Can somebody explain this?

5 comments

By making the owner's userid implicit, you're foreclosing on the possibility of authorization bugs where an endpoint fails to verify that the current user is authorized to see orders from user 654321.
Basically, avoid literal (insecure direct object) references to resources where possible so you have fewer areas where a server can goof authorization checks. Preempt the possibility of a server expecting any direct reference and structure your API to only load resources from a backend, not the user's input.

This goes hand in hand with abstracting all authorization checks to a single gateway/middleware layer that each call inherits, rather than a spot check per call or a group of checks for different groups of calls.

(This is in addition to what 'lvh and 'tptacek have said already.)

I believe its because its a more explicit indication that the route MUST have access control logic etc baked in.
It also conveniently makes a CSRF vulnerability easier to exploit. And, as soon as there's more than one of something (e.g. say a family/corp account with an administrator that can do something for different users), it falls apart.
I think this is an interesting security consideration but I would prefer implicit identity for the following reasons:

If the API is meant to be consumed by machines then it's unlikely that CSRF would be a threat.

CSRF controls are more likely to be provided out of the box by a framework. Authorization controls are often tightly coupled to the business domain and are less likely to be usable out of the box.

If you need to support a scenario where administrators perform tasks on behalf of other users, then I would suggest evaluating whether a sudo-like mechanism could be viable solution.

Let's say you are the user 654321. You see that you can access your private page at /user/654321. You then try to access /user/112233: if the developer forgot the authorization controls, or inserted bugs, you can access other users' informations
what happens if I type in /user/654322/orders instead of /user/654321/orders? Did I just access someone else's account?
Yes, if you're a supervisor or parent account or something like that.

Preventing flexibility at the URL level rather than performing proper authentication strikes me as a poor decision.

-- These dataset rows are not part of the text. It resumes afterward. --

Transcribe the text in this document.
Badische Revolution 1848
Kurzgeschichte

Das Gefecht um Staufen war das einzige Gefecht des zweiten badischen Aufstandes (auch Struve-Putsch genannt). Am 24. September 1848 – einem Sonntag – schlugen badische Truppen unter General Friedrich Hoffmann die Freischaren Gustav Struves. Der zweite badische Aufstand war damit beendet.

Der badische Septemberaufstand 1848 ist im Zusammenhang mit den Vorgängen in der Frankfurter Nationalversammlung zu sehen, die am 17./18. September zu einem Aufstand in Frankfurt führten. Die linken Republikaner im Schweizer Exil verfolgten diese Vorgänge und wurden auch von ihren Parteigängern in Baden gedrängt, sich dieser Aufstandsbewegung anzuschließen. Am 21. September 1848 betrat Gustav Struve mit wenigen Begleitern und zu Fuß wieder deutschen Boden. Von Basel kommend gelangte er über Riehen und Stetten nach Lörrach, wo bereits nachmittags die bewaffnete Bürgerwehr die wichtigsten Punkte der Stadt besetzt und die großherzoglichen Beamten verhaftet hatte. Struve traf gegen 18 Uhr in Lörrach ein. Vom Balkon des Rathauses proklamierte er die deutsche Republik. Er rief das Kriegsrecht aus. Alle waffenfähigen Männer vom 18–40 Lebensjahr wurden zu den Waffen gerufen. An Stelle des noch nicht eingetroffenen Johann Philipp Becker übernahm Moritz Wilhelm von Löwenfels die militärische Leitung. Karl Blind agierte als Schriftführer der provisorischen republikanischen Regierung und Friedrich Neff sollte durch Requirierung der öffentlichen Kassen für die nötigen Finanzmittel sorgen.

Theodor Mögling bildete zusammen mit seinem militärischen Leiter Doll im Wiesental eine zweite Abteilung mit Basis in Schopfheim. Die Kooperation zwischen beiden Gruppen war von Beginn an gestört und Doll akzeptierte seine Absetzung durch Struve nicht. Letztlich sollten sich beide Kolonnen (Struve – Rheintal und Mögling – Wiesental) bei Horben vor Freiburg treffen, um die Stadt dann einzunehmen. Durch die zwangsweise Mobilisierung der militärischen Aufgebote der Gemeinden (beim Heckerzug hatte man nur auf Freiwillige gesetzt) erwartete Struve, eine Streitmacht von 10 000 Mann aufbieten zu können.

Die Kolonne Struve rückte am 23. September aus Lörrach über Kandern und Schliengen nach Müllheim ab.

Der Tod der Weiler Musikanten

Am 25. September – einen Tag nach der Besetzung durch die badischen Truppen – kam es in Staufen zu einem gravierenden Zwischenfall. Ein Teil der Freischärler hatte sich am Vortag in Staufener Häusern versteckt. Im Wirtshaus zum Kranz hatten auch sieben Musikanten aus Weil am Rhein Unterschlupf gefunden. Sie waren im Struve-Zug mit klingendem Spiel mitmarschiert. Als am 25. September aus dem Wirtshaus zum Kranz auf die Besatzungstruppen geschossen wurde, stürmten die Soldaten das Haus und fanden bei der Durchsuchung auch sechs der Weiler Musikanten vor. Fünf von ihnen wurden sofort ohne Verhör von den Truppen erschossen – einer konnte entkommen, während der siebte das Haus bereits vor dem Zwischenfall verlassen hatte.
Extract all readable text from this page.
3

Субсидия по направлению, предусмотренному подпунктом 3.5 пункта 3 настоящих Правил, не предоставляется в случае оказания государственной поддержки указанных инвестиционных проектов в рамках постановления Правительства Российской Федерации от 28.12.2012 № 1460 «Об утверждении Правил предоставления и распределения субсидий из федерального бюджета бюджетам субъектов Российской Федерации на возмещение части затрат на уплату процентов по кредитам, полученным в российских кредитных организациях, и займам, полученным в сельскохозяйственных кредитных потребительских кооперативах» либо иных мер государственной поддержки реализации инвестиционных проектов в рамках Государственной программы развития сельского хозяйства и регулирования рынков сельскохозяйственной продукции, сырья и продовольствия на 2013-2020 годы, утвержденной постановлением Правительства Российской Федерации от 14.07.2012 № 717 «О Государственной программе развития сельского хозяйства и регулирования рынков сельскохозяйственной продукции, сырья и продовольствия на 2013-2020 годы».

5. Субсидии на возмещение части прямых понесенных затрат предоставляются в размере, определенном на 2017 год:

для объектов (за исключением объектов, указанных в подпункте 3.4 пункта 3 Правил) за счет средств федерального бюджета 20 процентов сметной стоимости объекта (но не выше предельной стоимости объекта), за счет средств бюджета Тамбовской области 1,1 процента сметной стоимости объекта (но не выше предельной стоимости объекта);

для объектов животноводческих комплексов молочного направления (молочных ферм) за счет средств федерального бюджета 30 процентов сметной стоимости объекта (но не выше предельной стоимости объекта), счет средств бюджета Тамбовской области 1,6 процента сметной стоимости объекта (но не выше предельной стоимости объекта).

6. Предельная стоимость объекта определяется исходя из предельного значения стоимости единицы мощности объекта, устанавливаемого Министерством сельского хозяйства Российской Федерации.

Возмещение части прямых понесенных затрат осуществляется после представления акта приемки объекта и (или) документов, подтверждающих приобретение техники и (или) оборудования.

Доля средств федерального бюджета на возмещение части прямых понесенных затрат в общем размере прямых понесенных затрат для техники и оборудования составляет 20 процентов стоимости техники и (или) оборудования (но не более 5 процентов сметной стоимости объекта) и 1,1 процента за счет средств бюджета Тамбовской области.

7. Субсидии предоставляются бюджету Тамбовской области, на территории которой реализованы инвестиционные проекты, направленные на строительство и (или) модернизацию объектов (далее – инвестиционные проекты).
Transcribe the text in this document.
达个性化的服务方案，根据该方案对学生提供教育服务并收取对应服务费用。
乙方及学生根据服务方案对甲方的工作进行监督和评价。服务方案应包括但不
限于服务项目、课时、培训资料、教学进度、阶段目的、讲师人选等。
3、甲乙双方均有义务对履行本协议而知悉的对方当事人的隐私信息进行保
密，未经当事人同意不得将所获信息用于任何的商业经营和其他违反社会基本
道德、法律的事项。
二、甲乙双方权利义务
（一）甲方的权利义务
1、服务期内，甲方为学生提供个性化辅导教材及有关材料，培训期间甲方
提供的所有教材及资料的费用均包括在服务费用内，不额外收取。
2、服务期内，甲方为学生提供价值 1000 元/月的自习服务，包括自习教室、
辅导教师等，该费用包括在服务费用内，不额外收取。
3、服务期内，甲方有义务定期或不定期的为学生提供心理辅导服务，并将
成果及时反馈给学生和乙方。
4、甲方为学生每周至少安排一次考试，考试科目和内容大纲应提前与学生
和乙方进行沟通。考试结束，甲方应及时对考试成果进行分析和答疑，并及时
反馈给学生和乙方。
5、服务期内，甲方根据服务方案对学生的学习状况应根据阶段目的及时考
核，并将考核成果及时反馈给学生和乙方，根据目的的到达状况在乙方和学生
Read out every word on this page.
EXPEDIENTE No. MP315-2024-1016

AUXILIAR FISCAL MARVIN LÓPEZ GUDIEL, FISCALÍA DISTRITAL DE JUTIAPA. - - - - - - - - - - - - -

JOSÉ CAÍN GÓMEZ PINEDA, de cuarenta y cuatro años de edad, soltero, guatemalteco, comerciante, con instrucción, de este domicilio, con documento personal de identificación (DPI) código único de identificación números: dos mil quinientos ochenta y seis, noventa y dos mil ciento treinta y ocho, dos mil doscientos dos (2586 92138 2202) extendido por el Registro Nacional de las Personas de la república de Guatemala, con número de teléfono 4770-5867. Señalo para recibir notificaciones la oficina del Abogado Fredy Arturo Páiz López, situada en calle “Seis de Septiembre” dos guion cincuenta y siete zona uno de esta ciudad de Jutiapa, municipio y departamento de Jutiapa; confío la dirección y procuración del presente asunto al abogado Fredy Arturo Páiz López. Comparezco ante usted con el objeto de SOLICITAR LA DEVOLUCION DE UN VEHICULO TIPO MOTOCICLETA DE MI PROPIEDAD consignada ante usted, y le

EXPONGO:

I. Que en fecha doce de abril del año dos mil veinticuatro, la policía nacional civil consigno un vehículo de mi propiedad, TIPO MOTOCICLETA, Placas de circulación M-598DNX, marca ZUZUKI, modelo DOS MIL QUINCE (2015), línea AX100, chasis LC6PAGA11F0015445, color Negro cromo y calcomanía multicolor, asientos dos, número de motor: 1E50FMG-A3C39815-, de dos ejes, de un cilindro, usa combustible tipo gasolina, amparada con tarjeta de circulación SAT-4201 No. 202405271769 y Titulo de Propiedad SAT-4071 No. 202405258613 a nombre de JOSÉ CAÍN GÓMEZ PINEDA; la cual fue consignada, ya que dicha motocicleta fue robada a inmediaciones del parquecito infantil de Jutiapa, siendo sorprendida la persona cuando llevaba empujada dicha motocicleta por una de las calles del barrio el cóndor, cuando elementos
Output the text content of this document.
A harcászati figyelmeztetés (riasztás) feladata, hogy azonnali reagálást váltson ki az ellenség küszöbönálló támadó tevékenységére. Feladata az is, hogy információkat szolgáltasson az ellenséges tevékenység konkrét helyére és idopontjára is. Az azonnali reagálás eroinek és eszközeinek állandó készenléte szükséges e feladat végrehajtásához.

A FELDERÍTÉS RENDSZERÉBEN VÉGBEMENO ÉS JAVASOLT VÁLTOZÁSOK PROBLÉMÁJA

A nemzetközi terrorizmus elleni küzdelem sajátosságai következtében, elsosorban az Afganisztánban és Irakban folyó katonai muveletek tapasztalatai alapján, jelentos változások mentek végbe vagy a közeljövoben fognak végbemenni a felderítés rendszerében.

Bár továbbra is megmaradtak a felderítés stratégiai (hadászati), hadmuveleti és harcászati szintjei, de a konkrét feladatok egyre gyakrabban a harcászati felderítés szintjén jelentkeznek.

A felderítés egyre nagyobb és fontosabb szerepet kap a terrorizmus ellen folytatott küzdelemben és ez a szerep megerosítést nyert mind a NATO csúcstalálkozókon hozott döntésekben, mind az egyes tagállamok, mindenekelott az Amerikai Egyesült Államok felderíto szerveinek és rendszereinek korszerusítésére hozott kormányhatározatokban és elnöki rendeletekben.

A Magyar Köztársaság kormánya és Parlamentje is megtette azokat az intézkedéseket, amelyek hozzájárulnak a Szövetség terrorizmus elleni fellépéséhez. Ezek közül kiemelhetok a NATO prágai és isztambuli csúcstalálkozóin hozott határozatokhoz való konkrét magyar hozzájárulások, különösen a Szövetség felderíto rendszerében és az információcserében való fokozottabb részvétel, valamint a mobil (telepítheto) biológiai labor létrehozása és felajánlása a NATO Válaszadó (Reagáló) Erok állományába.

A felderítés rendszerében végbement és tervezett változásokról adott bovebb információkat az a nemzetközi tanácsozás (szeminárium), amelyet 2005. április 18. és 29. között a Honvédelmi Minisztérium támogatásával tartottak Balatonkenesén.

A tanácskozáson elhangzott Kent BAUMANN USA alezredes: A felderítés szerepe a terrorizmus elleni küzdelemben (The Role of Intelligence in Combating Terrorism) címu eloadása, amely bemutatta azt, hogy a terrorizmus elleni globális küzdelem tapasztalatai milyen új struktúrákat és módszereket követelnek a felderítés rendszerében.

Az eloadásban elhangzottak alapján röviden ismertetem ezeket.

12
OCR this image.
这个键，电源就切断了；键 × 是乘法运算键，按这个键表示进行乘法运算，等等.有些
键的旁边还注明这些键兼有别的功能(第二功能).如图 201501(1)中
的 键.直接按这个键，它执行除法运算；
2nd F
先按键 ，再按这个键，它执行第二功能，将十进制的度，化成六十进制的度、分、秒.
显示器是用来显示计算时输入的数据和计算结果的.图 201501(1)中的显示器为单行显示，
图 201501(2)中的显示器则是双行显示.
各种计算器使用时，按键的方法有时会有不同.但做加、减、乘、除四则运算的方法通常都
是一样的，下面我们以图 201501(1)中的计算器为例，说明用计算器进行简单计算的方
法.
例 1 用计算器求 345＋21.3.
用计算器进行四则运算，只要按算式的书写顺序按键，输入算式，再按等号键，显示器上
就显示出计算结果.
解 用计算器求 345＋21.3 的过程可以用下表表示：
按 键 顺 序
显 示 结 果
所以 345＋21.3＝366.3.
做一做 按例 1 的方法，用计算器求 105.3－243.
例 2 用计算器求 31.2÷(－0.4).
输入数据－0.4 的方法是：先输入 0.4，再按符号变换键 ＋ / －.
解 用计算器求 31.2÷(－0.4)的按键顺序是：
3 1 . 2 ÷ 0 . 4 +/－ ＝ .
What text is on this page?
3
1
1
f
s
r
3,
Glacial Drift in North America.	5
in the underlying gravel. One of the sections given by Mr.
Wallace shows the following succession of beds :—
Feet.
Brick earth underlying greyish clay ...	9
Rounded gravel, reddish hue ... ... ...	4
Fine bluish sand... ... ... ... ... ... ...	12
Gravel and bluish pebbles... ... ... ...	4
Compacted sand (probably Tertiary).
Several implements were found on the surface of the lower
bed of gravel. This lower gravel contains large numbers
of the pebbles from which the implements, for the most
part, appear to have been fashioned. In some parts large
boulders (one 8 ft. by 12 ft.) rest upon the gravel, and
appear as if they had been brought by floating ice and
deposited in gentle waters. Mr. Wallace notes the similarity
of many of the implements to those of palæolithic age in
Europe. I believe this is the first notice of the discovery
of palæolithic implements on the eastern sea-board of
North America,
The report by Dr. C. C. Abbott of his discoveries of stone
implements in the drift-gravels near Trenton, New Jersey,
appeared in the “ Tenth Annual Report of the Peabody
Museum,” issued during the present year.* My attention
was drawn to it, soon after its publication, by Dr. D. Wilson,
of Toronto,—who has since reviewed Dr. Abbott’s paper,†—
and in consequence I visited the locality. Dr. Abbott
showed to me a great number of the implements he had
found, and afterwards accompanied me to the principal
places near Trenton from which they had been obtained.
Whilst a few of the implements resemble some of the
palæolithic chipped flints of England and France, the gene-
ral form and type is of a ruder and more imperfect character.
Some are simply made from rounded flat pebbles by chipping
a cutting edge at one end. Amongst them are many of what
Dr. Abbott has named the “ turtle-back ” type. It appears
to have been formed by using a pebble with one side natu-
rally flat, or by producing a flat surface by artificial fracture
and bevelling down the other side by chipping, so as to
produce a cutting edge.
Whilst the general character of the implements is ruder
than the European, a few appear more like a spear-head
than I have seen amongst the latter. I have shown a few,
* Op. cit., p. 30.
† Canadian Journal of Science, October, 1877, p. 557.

I think this is a rather special usecase, this makes sense with inhouse applications where something like this might be common, but probably not something you want on the public api of a shop.
I disagree. What about the support rep, who needs to look at the customer's orders? What if it's a e.g. digital games store, and you want to have kids accounts which can be reviewed by their parents' ? What if you sell to businesses, and you want to let employees purchase stuff without having access to the address and billing info, which is configured by a master account?

You're just tying yourself down for no good reason.

Generally you’ll just get a 403 response. There’s still authentication taking place, I’d imagine this tip in particular is just to protect from revealing any potentially dangerous identifiers.